Guest Lecture: Gananath Obeyesekere's "The Tower — The Long Night of Carl Jung’s Cosmic Vision"
Gananath Obeyesekere is Professor Emeritus of Anthropology at Princeton University. Among his numerous academic awards is the Thomas Huxley medal, which is given by the Royal Anthropological Institute and is listed as “the highest honor at the disposal of the Institute”. Obeyesekere has been a Guggenheim Fellow and a Suntory-Toyota Fellow (STICERD) at the London School of Economics. His book on Captain Cook won the Louis Gottschalk Prize in 1993, awarded by the American Society for Eighteenth Century Studies. Presently, he is in California to receive a lifetime award from the Society for Psychological Anthropology.
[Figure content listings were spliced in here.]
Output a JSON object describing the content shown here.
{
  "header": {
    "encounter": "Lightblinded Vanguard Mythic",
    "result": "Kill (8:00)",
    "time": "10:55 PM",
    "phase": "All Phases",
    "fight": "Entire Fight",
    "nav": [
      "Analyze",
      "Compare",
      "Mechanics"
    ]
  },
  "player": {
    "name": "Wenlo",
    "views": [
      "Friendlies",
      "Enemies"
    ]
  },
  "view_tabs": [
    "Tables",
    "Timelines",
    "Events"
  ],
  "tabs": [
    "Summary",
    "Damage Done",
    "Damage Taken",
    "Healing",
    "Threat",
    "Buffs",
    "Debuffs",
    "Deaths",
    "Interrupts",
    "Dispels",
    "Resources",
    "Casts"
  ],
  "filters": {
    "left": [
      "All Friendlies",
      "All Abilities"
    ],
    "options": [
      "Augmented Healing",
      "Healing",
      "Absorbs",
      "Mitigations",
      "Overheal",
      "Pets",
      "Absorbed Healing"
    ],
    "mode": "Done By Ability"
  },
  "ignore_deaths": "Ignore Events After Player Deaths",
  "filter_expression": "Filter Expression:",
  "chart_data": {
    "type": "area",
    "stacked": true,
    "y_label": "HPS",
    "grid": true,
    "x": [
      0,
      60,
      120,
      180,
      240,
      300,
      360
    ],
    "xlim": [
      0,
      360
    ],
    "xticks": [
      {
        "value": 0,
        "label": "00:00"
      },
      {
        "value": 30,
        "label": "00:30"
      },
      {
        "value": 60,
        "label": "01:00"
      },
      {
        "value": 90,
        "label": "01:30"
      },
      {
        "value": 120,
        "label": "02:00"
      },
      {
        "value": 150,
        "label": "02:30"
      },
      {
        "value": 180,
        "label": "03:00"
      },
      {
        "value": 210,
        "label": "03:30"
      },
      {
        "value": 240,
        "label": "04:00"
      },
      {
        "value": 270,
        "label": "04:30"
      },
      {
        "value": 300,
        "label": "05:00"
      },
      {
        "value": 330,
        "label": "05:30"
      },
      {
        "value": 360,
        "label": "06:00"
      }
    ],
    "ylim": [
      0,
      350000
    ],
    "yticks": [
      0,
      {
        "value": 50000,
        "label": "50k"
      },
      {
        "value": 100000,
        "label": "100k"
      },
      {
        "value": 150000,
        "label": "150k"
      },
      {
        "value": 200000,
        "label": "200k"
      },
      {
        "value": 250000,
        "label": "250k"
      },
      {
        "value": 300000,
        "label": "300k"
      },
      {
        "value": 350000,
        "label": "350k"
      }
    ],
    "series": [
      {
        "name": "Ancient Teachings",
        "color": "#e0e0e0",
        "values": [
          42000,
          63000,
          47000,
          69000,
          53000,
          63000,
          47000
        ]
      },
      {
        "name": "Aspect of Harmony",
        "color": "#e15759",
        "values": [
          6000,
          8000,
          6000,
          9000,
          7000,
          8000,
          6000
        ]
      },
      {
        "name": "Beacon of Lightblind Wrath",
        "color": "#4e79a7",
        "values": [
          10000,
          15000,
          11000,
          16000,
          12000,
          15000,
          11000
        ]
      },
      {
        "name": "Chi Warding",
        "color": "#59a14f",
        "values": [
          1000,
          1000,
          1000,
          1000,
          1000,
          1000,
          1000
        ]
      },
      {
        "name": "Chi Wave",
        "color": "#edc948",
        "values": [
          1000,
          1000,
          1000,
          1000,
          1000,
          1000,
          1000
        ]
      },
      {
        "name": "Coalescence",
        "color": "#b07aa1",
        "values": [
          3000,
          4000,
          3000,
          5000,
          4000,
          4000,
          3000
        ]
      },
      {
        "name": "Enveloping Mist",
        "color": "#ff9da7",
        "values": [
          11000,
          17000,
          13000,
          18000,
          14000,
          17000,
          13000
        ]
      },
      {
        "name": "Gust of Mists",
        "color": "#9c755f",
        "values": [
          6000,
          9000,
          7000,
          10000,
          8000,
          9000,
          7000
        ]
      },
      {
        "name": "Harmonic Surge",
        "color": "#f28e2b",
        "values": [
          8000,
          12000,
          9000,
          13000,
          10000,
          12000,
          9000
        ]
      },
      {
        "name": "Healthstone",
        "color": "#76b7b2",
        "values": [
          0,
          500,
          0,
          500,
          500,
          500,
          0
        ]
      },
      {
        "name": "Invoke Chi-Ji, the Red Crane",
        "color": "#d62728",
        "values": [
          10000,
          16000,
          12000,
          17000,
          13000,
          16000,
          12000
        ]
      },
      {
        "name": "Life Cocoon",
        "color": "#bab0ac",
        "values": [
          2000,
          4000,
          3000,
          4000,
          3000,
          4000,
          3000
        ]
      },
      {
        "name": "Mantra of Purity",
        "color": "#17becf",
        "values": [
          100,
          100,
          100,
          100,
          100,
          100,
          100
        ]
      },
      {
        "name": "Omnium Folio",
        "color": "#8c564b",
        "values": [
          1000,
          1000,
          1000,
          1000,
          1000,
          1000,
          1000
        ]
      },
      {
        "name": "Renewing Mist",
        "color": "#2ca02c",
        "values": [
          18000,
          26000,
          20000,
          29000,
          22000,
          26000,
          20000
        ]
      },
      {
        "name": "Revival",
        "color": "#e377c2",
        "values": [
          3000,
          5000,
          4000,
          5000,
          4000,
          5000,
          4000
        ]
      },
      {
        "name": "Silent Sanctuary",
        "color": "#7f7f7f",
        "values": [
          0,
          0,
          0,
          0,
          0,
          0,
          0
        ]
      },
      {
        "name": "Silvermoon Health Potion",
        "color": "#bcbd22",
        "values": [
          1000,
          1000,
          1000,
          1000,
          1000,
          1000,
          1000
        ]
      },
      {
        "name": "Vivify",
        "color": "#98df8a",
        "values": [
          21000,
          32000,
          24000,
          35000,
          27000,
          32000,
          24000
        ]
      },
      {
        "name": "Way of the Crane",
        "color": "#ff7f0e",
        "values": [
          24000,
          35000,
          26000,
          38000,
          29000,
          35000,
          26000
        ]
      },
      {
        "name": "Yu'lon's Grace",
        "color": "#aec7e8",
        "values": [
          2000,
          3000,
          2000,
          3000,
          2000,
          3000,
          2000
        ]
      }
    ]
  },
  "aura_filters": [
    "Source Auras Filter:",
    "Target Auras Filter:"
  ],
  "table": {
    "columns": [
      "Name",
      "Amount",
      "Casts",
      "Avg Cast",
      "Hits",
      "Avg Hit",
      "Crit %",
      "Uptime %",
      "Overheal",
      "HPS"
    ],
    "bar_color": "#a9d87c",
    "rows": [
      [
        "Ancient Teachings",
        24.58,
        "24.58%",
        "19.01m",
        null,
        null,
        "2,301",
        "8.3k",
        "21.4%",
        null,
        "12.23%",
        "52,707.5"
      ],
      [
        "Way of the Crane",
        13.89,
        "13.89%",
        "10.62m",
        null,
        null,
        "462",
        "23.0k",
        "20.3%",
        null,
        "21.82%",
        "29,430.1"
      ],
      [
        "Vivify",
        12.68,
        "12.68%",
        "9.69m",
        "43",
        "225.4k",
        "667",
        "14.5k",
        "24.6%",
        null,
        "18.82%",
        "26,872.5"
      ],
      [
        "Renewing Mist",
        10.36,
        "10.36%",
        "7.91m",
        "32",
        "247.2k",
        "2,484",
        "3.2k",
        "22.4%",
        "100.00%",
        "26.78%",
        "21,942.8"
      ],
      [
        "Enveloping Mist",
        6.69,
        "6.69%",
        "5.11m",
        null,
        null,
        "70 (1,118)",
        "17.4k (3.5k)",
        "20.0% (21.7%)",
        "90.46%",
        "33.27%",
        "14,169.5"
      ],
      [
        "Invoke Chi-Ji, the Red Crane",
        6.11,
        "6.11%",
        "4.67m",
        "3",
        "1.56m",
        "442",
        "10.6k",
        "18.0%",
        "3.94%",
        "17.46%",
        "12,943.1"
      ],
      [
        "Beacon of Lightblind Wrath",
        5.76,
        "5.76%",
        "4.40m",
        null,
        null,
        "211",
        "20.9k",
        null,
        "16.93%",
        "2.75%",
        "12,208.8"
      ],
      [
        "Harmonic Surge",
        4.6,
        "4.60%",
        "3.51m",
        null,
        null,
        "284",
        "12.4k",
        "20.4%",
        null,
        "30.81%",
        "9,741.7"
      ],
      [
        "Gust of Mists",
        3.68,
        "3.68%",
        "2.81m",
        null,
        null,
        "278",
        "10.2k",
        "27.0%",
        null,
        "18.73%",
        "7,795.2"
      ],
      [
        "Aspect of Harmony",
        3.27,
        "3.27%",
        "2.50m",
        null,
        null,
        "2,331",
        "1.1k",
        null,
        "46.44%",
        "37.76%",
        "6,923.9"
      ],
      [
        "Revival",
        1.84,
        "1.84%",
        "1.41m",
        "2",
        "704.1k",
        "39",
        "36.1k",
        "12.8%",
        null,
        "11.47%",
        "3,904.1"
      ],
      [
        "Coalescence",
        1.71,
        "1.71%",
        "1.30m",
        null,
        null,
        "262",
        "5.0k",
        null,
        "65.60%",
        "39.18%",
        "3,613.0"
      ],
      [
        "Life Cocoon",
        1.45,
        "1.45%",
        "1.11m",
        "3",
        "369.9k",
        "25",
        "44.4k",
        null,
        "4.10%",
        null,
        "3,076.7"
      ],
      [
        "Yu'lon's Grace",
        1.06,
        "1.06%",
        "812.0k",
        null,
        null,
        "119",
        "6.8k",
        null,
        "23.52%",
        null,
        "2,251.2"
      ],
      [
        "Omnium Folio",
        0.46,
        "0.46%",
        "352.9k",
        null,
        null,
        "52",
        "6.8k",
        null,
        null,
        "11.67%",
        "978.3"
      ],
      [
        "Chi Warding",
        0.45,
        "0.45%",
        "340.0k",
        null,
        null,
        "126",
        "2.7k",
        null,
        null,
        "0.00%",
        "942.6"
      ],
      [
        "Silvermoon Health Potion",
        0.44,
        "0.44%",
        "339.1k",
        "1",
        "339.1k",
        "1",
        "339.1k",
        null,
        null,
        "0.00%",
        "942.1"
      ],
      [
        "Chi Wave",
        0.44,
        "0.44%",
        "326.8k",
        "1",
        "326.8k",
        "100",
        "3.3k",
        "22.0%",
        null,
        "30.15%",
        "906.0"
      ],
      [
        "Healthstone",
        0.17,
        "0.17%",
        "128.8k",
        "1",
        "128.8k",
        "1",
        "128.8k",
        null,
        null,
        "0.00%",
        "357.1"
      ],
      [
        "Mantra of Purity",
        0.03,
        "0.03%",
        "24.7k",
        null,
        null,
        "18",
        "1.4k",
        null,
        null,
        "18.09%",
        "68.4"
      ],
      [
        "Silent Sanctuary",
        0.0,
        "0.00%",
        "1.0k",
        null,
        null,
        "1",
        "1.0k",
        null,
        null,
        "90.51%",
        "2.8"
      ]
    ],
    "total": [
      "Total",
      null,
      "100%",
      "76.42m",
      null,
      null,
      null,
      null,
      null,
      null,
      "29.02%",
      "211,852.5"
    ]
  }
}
Obeyesekere has published over 100 scholarly articles and nine books: Land Tenure in Village Ceylon, Cambridge University Press, 1967 (reprinted 2008); Medusa’s Hair: An Essay on Personal Symbols and Religious Experience, University of Chicago Press, 1981; The Cult of the Goddess Pattini, Chicago, 1984; Buddhism Transformed; Religious Change in Sri Lanka (with Richard Gombrich), Princeton University Press, 1988; The Work of Culture: Symbolic Transformations in Psychoanalysis and Anthropology, Chicago, 1990; The Apotheosis of Captain Cook: European Mythmaking in the Pacific, Princeton, 1992 (enlarged edition 1997); Imagining Karma: Ethical Transformation in Amerindian Buddhist and Greek Rebirth, University of California Press, 2002; Cannibal Talk: The Man-eating Myth and Human Sacrifice in the South Seas, California, 2005; The Awakened Ones: A Phenomenology of the Visionary Experience (completed manuscript is under review by Columbia University Press).